In doing so, Dali wants to reimagine the way students relate to their teachers, classmates, and parents. Technology, especially the smartphone, feels inimical to good pedagogy, but it doesn’t have to be, said Yáng Lùyù 阳陆育, Dali’s head of research.

“We think that, in the end, education must be a combination of hardware and intelligent solutions, in addition to human services,” said Yang. “That’s why we don’t rule out any product that might be able to offer our paid services.”

Though unorthodox, the education detour is not so different from the way China’s tech companies have approached the auto industry of late.

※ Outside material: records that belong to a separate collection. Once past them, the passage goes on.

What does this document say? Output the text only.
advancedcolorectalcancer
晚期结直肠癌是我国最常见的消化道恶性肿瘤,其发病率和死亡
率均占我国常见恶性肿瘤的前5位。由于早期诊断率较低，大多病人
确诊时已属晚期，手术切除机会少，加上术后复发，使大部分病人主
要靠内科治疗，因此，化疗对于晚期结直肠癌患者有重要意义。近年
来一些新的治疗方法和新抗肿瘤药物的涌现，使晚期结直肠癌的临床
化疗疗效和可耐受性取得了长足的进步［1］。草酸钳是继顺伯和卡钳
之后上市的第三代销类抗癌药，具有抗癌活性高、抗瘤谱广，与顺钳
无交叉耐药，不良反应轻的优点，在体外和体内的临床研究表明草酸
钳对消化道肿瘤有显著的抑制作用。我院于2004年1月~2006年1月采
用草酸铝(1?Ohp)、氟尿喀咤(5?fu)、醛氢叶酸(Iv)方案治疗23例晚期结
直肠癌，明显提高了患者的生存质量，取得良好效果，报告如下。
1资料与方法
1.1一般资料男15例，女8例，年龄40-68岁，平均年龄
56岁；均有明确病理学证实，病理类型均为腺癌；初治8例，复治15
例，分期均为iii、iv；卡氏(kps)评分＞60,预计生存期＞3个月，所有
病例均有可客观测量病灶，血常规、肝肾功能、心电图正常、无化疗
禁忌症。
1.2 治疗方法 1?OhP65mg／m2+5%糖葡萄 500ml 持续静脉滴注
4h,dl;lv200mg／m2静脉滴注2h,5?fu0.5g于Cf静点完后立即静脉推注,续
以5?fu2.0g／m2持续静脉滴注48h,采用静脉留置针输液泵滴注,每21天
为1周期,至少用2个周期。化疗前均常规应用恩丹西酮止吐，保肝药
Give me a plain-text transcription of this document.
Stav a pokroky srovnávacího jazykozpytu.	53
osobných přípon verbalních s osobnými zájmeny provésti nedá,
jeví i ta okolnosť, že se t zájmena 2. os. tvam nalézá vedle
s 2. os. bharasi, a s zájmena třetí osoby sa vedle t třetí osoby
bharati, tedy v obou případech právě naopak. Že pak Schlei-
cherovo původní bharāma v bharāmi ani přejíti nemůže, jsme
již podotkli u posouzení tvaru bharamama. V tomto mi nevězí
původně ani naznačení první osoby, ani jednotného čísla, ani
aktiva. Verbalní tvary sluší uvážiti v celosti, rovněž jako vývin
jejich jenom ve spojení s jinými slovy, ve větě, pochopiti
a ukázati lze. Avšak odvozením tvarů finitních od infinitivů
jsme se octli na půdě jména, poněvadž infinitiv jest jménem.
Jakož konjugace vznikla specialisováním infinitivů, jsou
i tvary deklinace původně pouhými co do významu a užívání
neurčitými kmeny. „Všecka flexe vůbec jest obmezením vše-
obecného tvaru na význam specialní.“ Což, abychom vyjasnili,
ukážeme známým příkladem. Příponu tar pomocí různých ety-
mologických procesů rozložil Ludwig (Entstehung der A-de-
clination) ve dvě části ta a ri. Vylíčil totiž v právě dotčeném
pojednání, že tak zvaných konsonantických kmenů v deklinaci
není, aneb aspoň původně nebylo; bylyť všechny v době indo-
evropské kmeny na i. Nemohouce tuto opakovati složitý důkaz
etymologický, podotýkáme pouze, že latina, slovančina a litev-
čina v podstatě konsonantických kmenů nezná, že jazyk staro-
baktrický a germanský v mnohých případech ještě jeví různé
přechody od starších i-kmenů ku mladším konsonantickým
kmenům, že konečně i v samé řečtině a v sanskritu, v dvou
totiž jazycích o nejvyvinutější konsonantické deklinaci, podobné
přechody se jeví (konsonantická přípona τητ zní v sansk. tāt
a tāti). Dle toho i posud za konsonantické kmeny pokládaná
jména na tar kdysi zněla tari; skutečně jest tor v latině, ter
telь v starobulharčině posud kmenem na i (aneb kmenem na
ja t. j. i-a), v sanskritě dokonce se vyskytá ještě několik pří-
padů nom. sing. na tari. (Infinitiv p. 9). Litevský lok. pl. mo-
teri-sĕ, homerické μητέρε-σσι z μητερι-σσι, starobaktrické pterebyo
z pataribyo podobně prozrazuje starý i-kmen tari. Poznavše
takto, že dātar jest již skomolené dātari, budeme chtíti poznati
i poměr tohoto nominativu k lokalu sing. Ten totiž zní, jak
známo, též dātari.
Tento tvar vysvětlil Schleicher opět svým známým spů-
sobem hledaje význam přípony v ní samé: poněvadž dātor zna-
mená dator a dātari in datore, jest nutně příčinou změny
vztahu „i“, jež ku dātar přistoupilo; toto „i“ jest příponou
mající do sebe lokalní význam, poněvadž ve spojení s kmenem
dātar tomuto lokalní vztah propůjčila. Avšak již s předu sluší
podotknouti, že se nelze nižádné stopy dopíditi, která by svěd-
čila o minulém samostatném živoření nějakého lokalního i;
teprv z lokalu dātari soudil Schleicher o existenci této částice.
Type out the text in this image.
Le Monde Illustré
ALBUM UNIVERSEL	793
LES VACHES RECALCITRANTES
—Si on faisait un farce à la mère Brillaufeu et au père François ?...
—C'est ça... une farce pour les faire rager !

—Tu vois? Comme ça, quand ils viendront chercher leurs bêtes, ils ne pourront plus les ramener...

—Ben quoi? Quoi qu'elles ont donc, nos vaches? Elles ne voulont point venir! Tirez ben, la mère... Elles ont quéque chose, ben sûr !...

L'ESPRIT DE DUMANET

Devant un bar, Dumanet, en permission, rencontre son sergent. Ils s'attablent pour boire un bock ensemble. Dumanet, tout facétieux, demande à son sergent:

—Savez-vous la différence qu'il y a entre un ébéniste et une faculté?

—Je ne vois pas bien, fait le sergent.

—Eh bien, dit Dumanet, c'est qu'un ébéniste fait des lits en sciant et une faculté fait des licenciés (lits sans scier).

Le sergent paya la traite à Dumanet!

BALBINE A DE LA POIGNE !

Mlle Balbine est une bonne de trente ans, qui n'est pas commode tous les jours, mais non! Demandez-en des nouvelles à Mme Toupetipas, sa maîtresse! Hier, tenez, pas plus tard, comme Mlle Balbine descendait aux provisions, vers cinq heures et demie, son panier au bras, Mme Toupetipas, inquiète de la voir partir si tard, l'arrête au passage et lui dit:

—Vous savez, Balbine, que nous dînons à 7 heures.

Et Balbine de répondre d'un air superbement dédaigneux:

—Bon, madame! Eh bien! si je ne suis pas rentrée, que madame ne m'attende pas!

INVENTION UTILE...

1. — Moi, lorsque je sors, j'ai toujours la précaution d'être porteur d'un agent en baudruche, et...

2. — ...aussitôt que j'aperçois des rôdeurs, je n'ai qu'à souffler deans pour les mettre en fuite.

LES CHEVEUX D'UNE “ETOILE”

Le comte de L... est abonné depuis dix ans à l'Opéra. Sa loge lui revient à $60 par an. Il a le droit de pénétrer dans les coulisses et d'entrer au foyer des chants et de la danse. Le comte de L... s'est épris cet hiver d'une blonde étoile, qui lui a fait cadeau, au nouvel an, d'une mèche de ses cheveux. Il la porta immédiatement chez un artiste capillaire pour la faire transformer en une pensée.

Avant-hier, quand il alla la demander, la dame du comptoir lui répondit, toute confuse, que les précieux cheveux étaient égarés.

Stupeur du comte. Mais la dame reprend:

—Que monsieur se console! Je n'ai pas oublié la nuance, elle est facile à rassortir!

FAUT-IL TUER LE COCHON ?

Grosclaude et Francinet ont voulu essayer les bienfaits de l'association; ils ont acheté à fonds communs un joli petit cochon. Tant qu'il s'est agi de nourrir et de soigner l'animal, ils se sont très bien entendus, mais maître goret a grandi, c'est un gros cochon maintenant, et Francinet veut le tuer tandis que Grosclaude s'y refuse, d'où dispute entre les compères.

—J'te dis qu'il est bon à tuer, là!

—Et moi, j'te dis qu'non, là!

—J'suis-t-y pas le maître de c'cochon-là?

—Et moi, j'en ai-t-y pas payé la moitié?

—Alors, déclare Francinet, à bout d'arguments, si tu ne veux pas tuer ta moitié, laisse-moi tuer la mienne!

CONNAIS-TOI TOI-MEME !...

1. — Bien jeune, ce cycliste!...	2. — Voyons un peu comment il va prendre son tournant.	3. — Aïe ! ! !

That sector is also witnessing a marriage of hardware and software, as internet companies pair up with traditional automakers: Baidu with Geely, Huawei with BAIC, Alibaba with SAIC, and Tencent with Evergrande.

Yet while EV makers face uncertainty about government policies and the caprices of buyers, the education sector seems to stand on firmer ground, buttressed by a simple yet powerful premise: Parents will always pay handsomely for their kids’ education.

Correction: An earlier version of this piece listed Dali Smart Lamps as having sold 10 million units a month. It was actually 10 million yuan.